TITLE: Systematic Care of Diabetic Patients in One General Practice: How Much Does It Cost? Koperski, M. British Journal of General Practice. 42(362): 370-372. September 1992.

OBJECTIVE: To assess the cost of conducting a monthly health promotion session focused on diabetes within a general practice consisting of seven physicians, two trainees, and two nurses.

CATEGORY: Cost of diabetes (direct and indirect).

    Type of Study: Economic assessment.
    Methodology: Cost analysis.
    Perspective: Health care system.

CONCLUSION: The costs of running a diabetic care day in a London general practice were greater than remuneration.

RECOMMENDATION: An adequate remuneration package for general practitioners could improve care for many patients with diabetes.
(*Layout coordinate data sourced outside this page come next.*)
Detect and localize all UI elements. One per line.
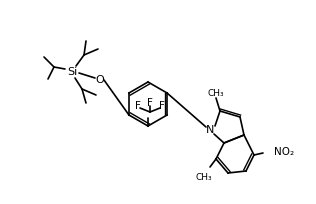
Text: F: F	[159, 101, 165, 110]
Text: NO₂: NO₂	[274, 146, 294, 156]
Text: F: F	[147, 98, 153, 108]
Text: O: O	[96, 75, 104, 85]
Text: F: F	[135, 101, 141, 110]
Text: Si: Si	[67, 67, 77, 77]
Text: CH₃: CH₃	[196, 173, 212, 182]
Text: CH₃: CH₃	[208, 89, 224, 98]
Text: N: N	[206, 124, 214, 134]
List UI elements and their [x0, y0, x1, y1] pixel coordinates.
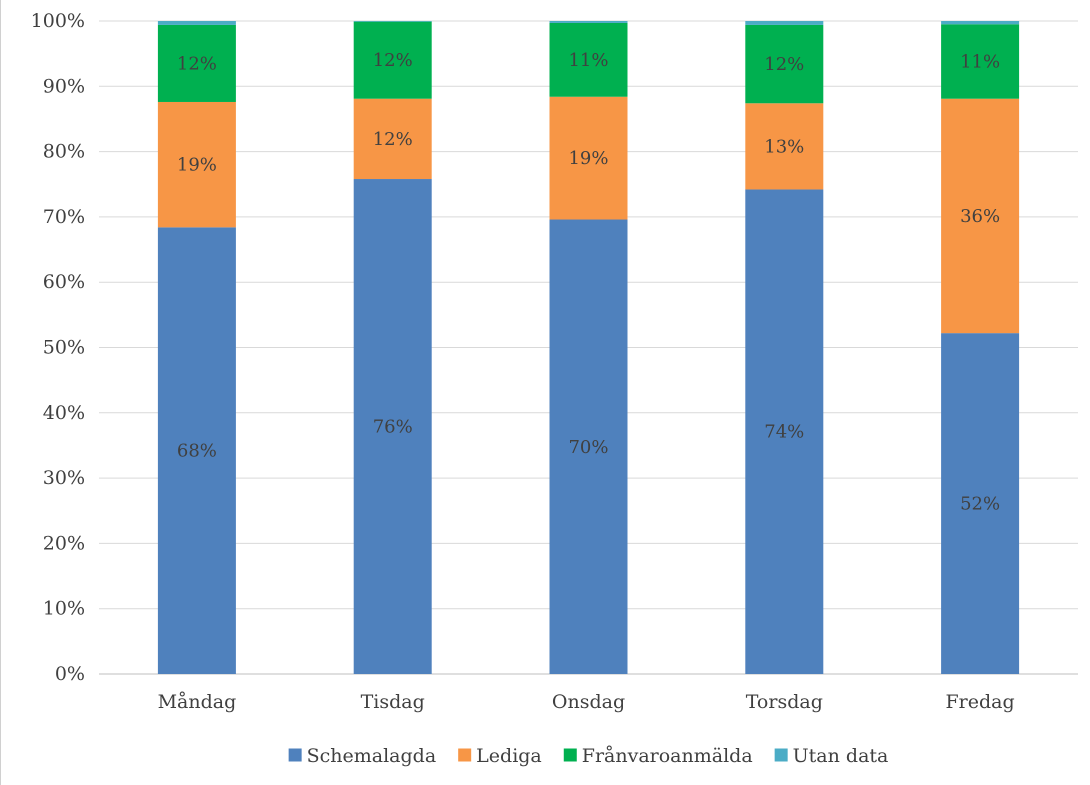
data-label: 12% [764, 54, 804, 75]
bar-segment [353, 21, 432, 22]
data-label: 12% [177, 53, 217, 74]
bar-segment [941, 98, 1020, 334]
bar-segment [353, 179, 432, 674]
bar-segment [941, 333, 1020, 674]
legend-label: Frånvaroanmälda [582, 745, 753, 767]
bar-segment [745, 24, 824, 104]
x-tick-label: Torsdag [746, 691, 823, 713]
bar-segment [549, 21, 628, 23]
y-tick-label: 100% [31, 10, 85, 32]
data-label: 11% [568, 50, 608, 71]
legend-swatch [458, 748, 472, 762]
x-tick-label: Onsdag [552, 691, 625, 713]
x-tick-label: Tisdag [361, 691, 425, 713]
bar-segment [157, 227, 236, 674]
bar-segment [745, 189, 824, 674]
bar-segment [941, 24, 1020, 99]
y-tick-label: 80% [43, 141, 85, 163]
legend-swatch [563, 748, 577, 762]
bar-segment [353, 98, 432, 180]
data-label: 12% [373, 50, 413, 71]
data-label: 13% [764, 136, 804, 157]
bar-segment [157, 101, 236, 228]
x-tick-label: Fredag [946, 691, 1015, 713]
y-tick-label: 20% [43, 532, 85, 554]
legend-label: Schemalagda [307, 745, 437, 767]
bar-segment [549, 219, 628, 674]
data-label: 19% [568, 148, 608, 169]
data-label: 74% [764, 422, 804, 443]
bar-segment [353, 21, 432, 99]
bar-segment [157, 21, 236, 25]
y-tick-label: 90% [43, 75, 85, 97]
data-label: 52% [960, 494, 1000, 515]
y-tick-label: 50% [43, 337, 85, 359]
bar-segment [157, 24, 236, 102]
y-tick-label: 60% [43, 271, 85, 293]
y-tick-label: 40% [43, 402, 85, 424]
data-label: 76% [373, 417, 413, 438]
legend-swatch [774, 748, 788, 762]
bar-segment [745, 21, 824, 25]
bar-segment [745, 103, 824, 190]
data-label: 19% [177, 155, 217, 176]
x-tick-label: Måndag [158, 691, 237, 713]
legend-label: Lediga [476, 745, 542, 767]
y-tick-label: 70% [43, 206, 85, 228]
data-label: 11% [960, 51, 1000, 72]
data-label: 68% [177, 441, 217, 462]
legend-swatch [288, 748, 302, 762]
data-label: 12% [373, 129, 413, 150]
y-tick-label: 0% [55, 663, 85, 685]
y-tick-label: 30% [43, 467, 85, 489]
y-tick-label: 10% [43, 598, 85, 620]
data-label: 36% [960, 206, 1000, 227]
bar-segment [941, 21, 1020, 25]
data-label: 70% [568, 437, 608, 458]
legend-label: Utan data [793, 745, 889, 767]
bar-segment [549, 96, 628, 220]
bar-segment [549, 22, 628, 97]
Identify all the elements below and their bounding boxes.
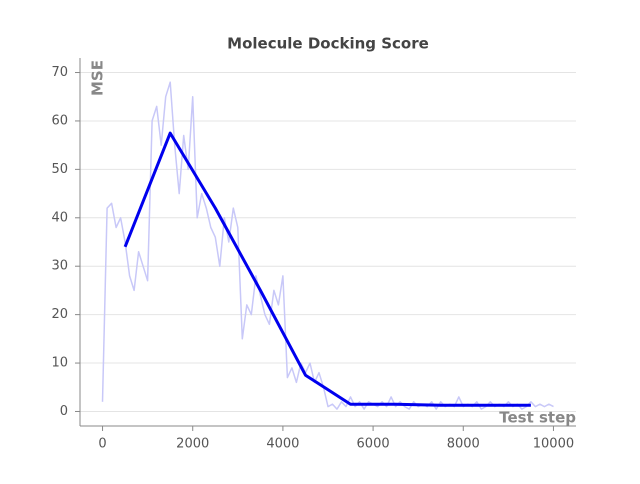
x-tick-label: 6000: [357, 437, 390, 452]
y-tick-label: 40: [51, 210, 68, 225]
x-axis-label: Test step: [499, 409, 576, 427]
y-tick-label: 10: [51, 356, 68, 371]
x-tick-label: 0: [98, 437, 106, 452]
x-tick-label: 8000: [447, 437, 480, 452]
y-tick-label: 30: [51, 259, 68, 274]
x-tick-label: 4000: [266, 437, 299, 452]
line-series: [123, 131, 531, 407]
chart-title: Molecule Docking Score: [227, 35, 429, 53]
x-tick-label: 10000: [533, 437, 574, 452]
y-axis-label: MSE: [89, 60, 107, 96]
y-tick-label: 20: [51, 307, 68, 322]
x-tick-label: 2000: [176, 437, 209, 452]
y-tick-label: 60: [51, 113, 68, 128]
y-tick-label: 0: [60, 404, 68, 419]
plot-area: 0 10 20 30 40 50 60 70 0 2000 4000 6000 8000 10000: [51, 58, 576, 452]
y-tick-label: 50: [51, 162, 68, 177]
y-tick-label: 70: [51, 65, 68, 80]
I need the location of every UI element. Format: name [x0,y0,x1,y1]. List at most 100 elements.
ABSTRACT: The author analyzed the direct costs for a London, England, general practice of seven physicians, two trainees, and two nurses for monthly "diabetic days" that emphasized care of patients with diabetes. To calculate the cost of physician time, the number of targeted consultations in 1987 was multiplied by the scheduled consultation time, then divided by the total number of office hours booked for 1 year for a full-time general practitioner. The result was multiplied by £ 31,105, the average net remuneration established by the Doctors and Dentists Review Body in 1989. The hours worked by nurses and clerical staff on diabetic days were divided by the total hours worked per year, then multiplied by their annual salary plus employer's contributions. Without family health service authority reimbursement, costs for 77 patients to make a total of 117 visits on diabetic days were £ 1,340.97 for physicians, £ 1,214.93 for nurses, £ 357.66 for clerical staff, £ 41.32 for 16.8 square meters of building space, £ 45.10 for stationery, and £ 1,465.66 for dietitian and chiropodist consultation, for a total of £ 4,465.66. With family health service authority reimbursement, costs for nurses and clerical staff were reduced to £ 330.01 and £ 97.13, respectively, lowering the total cost to £ 1,854.53. Thus, the cost per patient visit was £ 38.17 to the National Health Service and £ 15.85 to the practice. Diabetic days earn a practice £ 1,080.00 annually (1991 prices) through a health promotion incentive, well below the cost to the practice surveyed. Furthermore, there is no payment for setting up these clinics. The present system encourages low-quality, low-cost care. 1 table, 18 references.